Depuis quelques années, la scène française bass continue son développement et s’invente (elle est peut-être un peu jeune pour se réinventer). Certains projets ont mûri, tandis qu’une myriade de nouveaux acteurs se fait une place, dans la scène comme dans son style musical, qu’ils font évoluer. Virtual Forest Records, né en 2021, fait partie de ces nouveaux acteurs très prometteurs dont l’ambition est de renouveler la bass music en explorant ses genres limitrophes. Dans une tendance qui s’affirme de plus en plus, ce label, dirigé par Natural Limit, Solma et Fluid Matter, pourtant héritier d’une techno et d’une bass aux sons percussifs à l’époque toujours secs, n’hésite notamment pas à aller piocher dans des textures plus grasses, plus soufflées, encore trop souvent décriées, pour savourer la combinaison de ces influences à la fois wave, trance, voire EDM, avec des rythmes breakés bien anglais. Pour sa cinquième sortie, il nous offre une grande compilation, No Digging After Midnight, réunissant douze artistes récents, français, dont on espère qu’ils feront le futur de leur genre.

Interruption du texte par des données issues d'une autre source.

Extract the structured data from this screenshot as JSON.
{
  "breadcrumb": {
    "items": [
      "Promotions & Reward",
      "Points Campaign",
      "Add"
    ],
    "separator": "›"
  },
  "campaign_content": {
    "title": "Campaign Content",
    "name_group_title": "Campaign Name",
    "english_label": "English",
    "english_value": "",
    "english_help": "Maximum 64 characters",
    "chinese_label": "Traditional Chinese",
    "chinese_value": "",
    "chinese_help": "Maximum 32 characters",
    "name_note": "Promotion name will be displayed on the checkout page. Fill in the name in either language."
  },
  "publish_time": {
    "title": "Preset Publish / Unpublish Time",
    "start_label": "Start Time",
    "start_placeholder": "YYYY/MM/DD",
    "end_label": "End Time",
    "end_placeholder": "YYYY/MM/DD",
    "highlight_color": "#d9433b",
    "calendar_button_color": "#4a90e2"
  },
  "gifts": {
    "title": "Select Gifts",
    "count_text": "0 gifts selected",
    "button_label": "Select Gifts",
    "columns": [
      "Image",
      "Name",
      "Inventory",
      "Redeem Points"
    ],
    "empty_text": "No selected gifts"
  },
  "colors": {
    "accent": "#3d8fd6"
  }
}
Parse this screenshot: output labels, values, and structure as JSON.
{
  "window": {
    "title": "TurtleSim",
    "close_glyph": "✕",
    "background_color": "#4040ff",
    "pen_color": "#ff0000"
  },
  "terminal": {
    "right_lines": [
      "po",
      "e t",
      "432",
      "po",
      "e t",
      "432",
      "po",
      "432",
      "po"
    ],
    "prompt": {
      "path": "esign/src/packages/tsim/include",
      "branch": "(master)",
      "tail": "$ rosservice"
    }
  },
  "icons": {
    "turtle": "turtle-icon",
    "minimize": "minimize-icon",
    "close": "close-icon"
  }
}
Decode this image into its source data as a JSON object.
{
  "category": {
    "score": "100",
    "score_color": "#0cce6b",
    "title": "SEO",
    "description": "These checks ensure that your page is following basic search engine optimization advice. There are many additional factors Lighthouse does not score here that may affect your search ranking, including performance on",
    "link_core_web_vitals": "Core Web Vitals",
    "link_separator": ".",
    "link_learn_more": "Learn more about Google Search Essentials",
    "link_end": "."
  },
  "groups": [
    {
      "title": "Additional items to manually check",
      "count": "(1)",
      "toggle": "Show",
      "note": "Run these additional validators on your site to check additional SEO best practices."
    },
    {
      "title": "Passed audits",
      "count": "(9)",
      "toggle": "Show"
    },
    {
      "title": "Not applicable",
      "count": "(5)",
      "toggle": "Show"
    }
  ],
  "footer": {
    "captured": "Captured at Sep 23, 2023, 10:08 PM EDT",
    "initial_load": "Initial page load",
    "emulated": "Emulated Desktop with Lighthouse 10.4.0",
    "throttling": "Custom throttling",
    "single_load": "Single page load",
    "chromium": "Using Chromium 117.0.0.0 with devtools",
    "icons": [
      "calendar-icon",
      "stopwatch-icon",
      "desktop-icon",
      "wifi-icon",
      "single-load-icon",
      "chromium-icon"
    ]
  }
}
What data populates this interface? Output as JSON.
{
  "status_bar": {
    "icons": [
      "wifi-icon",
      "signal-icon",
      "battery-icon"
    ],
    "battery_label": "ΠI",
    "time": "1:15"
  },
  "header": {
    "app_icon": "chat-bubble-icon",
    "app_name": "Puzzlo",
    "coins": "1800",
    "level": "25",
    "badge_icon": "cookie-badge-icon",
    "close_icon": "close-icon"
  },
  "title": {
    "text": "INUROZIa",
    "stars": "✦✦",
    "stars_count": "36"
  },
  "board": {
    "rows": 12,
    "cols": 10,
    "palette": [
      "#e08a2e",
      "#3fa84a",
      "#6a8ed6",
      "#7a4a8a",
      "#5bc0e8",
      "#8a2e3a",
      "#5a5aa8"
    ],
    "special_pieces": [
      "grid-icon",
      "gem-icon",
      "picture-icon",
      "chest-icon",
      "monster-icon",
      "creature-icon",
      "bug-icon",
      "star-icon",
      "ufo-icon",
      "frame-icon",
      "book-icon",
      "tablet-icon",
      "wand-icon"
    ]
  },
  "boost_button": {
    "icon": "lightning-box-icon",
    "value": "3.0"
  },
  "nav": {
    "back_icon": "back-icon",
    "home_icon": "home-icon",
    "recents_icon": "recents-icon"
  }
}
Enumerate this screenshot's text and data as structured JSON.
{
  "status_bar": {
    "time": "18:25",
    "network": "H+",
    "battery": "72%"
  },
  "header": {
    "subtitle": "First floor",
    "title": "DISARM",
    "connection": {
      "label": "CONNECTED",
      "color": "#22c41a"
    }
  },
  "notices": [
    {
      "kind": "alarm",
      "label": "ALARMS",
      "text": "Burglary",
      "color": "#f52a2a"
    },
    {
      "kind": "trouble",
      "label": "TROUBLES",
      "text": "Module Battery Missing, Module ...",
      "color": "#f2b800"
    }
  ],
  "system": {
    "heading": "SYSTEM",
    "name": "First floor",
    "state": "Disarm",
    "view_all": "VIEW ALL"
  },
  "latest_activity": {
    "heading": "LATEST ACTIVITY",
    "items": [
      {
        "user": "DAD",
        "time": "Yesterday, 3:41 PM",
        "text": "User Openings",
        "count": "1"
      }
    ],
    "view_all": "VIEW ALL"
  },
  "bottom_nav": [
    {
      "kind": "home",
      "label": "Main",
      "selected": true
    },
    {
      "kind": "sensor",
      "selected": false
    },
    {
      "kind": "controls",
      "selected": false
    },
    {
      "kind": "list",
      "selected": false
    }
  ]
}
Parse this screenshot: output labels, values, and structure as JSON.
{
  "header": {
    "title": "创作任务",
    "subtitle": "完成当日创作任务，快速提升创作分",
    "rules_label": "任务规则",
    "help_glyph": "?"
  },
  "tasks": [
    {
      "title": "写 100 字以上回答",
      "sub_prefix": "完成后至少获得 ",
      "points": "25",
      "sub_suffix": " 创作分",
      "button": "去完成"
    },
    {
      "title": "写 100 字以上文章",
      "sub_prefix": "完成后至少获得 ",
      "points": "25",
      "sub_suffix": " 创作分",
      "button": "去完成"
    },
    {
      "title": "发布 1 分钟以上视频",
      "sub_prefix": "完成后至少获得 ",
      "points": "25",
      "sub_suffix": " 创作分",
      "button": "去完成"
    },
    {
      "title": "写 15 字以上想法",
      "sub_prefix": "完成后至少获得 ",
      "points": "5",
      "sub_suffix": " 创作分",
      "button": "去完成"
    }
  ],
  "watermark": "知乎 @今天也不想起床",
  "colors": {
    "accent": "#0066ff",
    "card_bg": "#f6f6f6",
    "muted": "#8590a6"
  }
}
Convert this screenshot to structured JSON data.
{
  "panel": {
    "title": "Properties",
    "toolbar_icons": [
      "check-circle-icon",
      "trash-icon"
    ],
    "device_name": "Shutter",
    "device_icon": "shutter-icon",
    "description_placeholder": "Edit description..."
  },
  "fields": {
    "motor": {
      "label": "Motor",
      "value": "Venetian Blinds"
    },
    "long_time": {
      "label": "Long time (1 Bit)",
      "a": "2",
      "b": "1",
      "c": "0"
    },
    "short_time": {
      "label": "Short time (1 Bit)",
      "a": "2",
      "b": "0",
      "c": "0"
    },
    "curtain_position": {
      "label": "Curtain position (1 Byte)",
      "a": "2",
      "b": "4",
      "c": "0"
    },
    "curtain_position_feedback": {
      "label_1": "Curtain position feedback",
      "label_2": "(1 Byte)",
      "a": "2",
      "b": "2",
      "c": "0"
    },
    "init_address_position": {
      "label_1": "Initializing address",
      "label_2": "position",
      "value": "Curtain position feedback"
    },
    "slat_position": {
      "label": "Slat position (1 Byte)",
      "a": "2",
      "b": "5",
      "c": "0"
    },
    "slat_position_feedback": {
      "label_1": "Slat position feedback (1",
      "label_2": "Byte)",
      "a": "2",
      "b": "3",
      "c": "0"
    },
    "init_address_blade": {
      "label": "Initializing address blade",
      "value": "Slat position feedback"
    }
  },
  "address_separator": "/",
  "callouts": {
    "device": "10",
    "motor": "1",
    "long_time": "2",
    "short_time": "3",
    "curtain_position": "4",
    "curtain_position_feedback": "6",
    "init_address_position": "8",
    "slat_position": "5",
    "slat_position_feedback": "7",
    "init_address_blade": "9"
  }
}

Avec grand plaisir, nous accueillons une première de la 4e track du VA, “Quartz Resonance”, produite par le duo Sramaana, un des profils les plus techno de la compilation. Forts de sorties sur Credo (Tesseract, 2019), Webuildmachines (Intrication, 2019, Host Possession, 2021) et Skrymptöm Records (Dystopian Odyssey, 2021, et Endless Levitation, 2022), Sramaana, dont le cœur de métier est une techno régulière et profonde (“Transfer Interferences”, Endless Levitation), aux sons rudes, parfois industriels, a néanmoins toujours su faire place à un aspect mélodique ( “Quantical Attraction”, Dystopian Odyssey) et à des rythmes breakés (“Host Possession”). C’est ce dernier caractère d’irrégularité rythmique qu’on retrouve dans “Quartz Resonance”.

Quartz Resonance est un morceau profond, construit autour de deux éléments majeurs. D’une part, ce balancement rythmique particulier, qui le place entre un track à deux et un track à quatre temps, balancement compensé par le roulement régulier des shakers, puis cymbales et autres percussions étoffées au fil du morceau. D’autre part, la texture mélodique principale, faite d’un synthé acid (entré vers 1min), assez grave, et doublée d’une basse acid plus rapeuse, à l’unisson mais à l’octave du dessous, dont l’écho et la reverb emplissent l’ensemble du spectre sonore. Rehaussées par l’entrée progressive d’accords plus vocaux après le deuxième pont (vers 2min50). leur rudesse est contrastée par la rondeur et la largeur du kick. Il est très notable qu’à part l’accord des voix qui vient derrière, qu’il ne faut pas sous-estimer, l’aspect mélodique du morceau est assuré par une seule note, dont les variations d’effets (oscillations de l’acid) constituent les seules variations mélodiques.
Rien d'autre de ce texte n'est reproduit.